Naturally, the idea of an Iranian pipeline through Syria and heavy Russian oil and gas flowing through Ukraine and points south is a nightmare scenario for western interests. Hence the possibility of an effort to capsize Damascus. Also note that the Russians have contracts for oil exploration in Syria and station its Mediterranean fleet in Tartus. These would come under tremendous threat should a Washington-directed regime assume power in Syria, perhaps similar to the momentarily uncertain fate of the Russian fleet at Sevastopol in Crimea.
Making sense of the war
Given this picture, it would then be hard to imagine the U.S. not using the ISIS war as a convenient pretext to dispatch the vexing Alawite cabal in Damascus. Nor would it be hard to comprehend Qatar’s massive funding of a vulgar assemblage of anti-Assad rebels. In light of these underlying schemes, the ISIS war hardly feels as foolish as it does at first glance. Of course, numerous government sources have suggested that we may find that degrading, demoralizing, defeating and destroying ISIS will take decades. This will suit the Pentagon and the defense industry just fine, supplying steady profits and giving each successive administration a useful asset with which to whip up terrorist hysteria whenever the economy tanks. (And surely ISIS will spawn novel constructions just as it evolved from al-Qaeda.)
In the end, although they may be worthy causes, the war on ISIS will not be fought because they are “unique in their brutality,” as outlined by our principled commander in chief. Neither will it be because they behead infidels. Or threaten minority groups with genocide. Or rape and enslave women. Or kill infants. Or because they are a threat to America. The rhetoric of moral outrage is necessary to align our latest actions with the perennial depiction of the United States as the “indispensible” nation, nobly making the world safe for democracy, which we assume is the penultimate aspiration of all peoples.
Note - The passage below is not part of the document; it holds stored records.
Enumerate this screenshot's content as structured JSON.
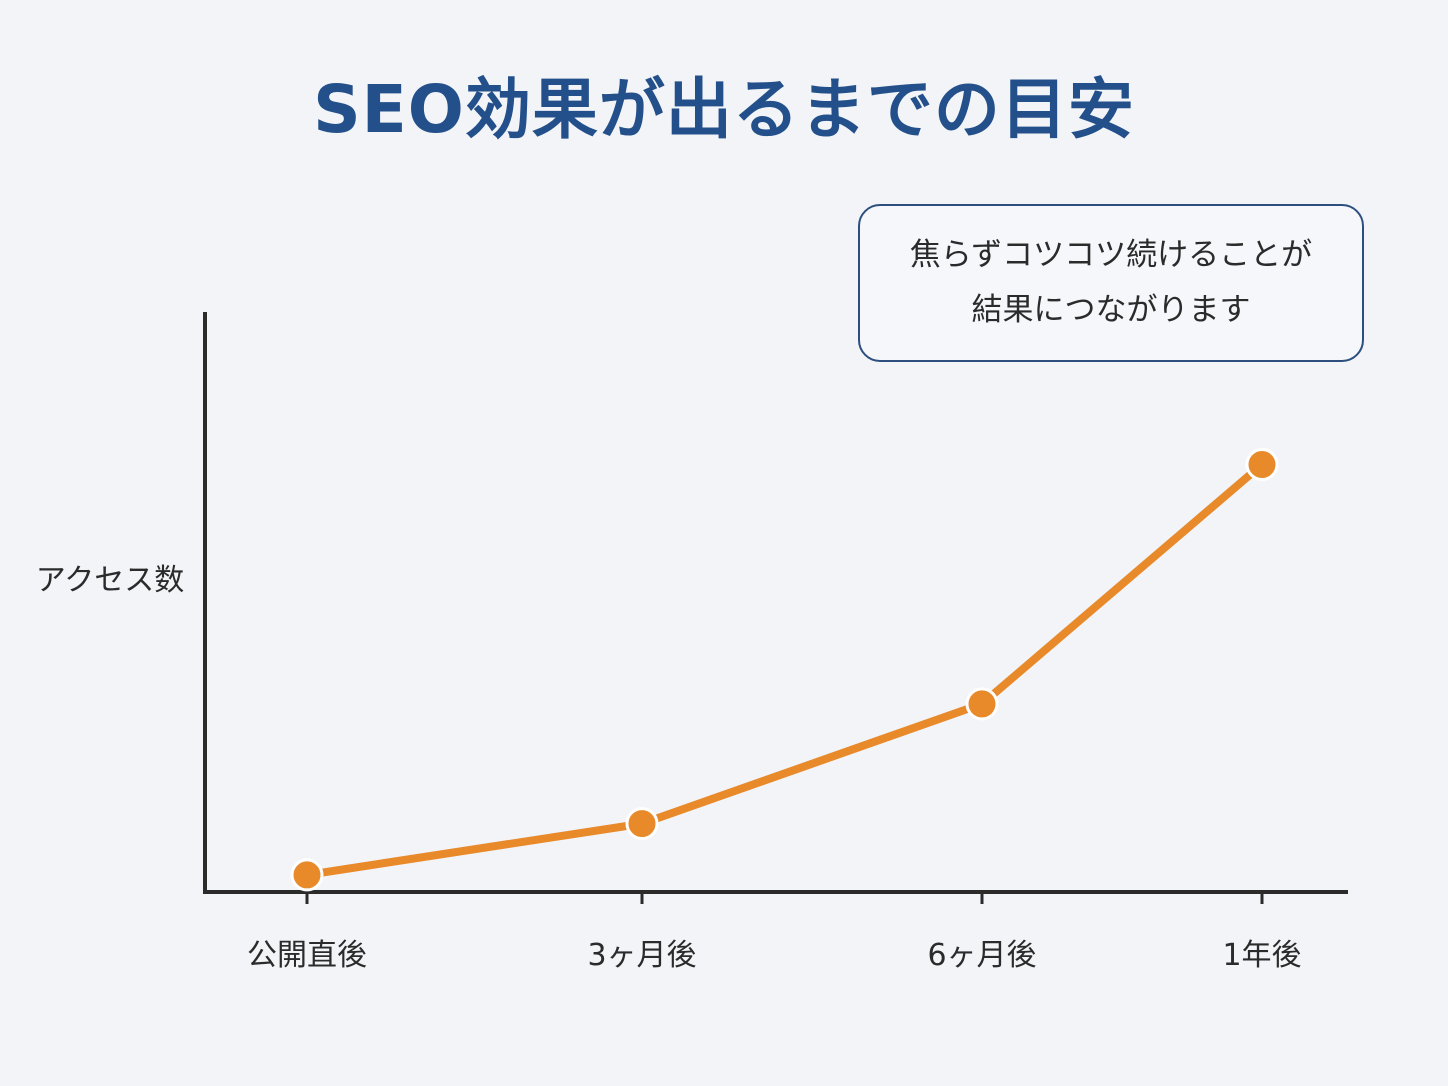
{
  "chart_data": {
    "type": "line",
    "title": "SEO効果が出るまでの目安",
    "ylabel": "アクセス数",
    "xlabel": "",
    "categories": [
      "公開直後",
      "3ヶ月後",
      "6ヶ月後",
      "1年後"
    ],
    "x": [
      0,
      3,
      6,
      12
    ],
    "values": [
      3,
      12,
      33,
      75
    ],
    "ylim": [
      0,
      100
    ],
    "annotation": [
      "焦らずコツコツ続けることが",
      "結果につながります"
    ],
    "grid": false,
    "line_color": "#e8892a",
    "axis_color": "#2b2b2b",
    "title_color": "#23508a"
  }
}
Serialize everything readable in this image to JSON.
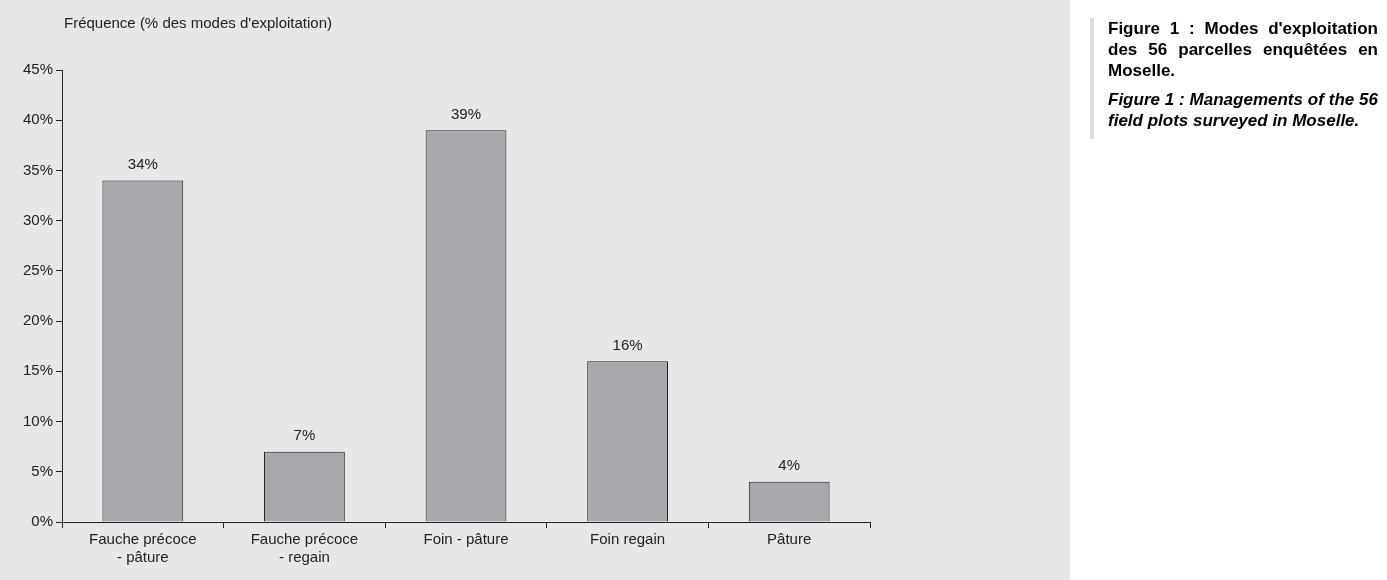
{
  "chart_data": {
    "type": "bar",
    "ylabel": "Fréquence (% des modes d'exploitation)",
    "categories": [
      "Fauche précoce - pâture",
      "Fauche précoce - regain",
      "Foin - pâture",
      "Foin regain",
      "Pâture"
    ],
    "values": [
      34,
      7,
      39,
      16,
      4
    ],
    "value_labels": [
      "34%",
      "7%",
      "39%",
      "16%",
      "4%"
    ],
    "color": "#a7a8ac",
    "ylim": [
      0,
      45
    ],
    "yticks": [
      {
        "value": 0,
        "label": "0%"
      },
      {
        "value": 5,
        "label": "5%"
      },
      {
        "value": 10,
        "label": "10%"
      },
      {
        "value": 15,
        "label": "15%"
      },
      {
        "value": 20,
        "label": "20%"
      },
      {
        "value": 25,
        "label": "25%"
      },
      {
        "value": 30,
        "label": "30%"
      },
      {
        "value": 35,
        "label": "35%"
      },
      {
        "value": 40,
        "label": "40%"
      },
      {
        "value": 45,
        "label": "45%"
      }
    ],
    "grid": false,
    "legend": false,
    "annotations": [
      "Figure 1 : Modes d'exploitation des 56 parcelles enquêtées en Moselle.",
      "Figure 1 : Managements of the 56 field plots surveyed in Moselle."
    ]
  }
}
The reality that underlies this surface rhetoric merely reveals the pedestrian self-interest that some states cannot seem to help but pursue—namely, hegemony. In fact, Obama even conceded as much in his speech, saying his ISIS strategy, “…is consistent with the approach I outlined earlier this year: to use force against anyone who threatens America’s core interests…” There it is in a nutshell. Has any press reporter ever asked the president to specifically define “core interests” and what their protection might entail? It ought to go without saying that whenever a president—of any nation—climbs into the pulpit to declaim on the moral necessity of military action, he is hiding something.
Of course, the great historical irony of the situation is what a RAND report so plainly stated in 2008, “The geographic area of proven oil reserves coincides with the power base of much of the Salafi-jihadist network.” General Clark, one of the more clear-sighted voices in the military establishment, said that there are some 170 trillion dollars worth of oil reserves still in the ground in the Middle East. To be sure, the region is home to some 56 percent of the world’s recoverable oil and 40 percent of its gas reserves. What can we deduce from this small footnote to the story? Expect unrest in and around the Gulf for decades to come. The RAND report, which was sponsored by the U.S. Army and its Training and Doctrine Command, called this, “the long war.” Believe it. Quia absurdam.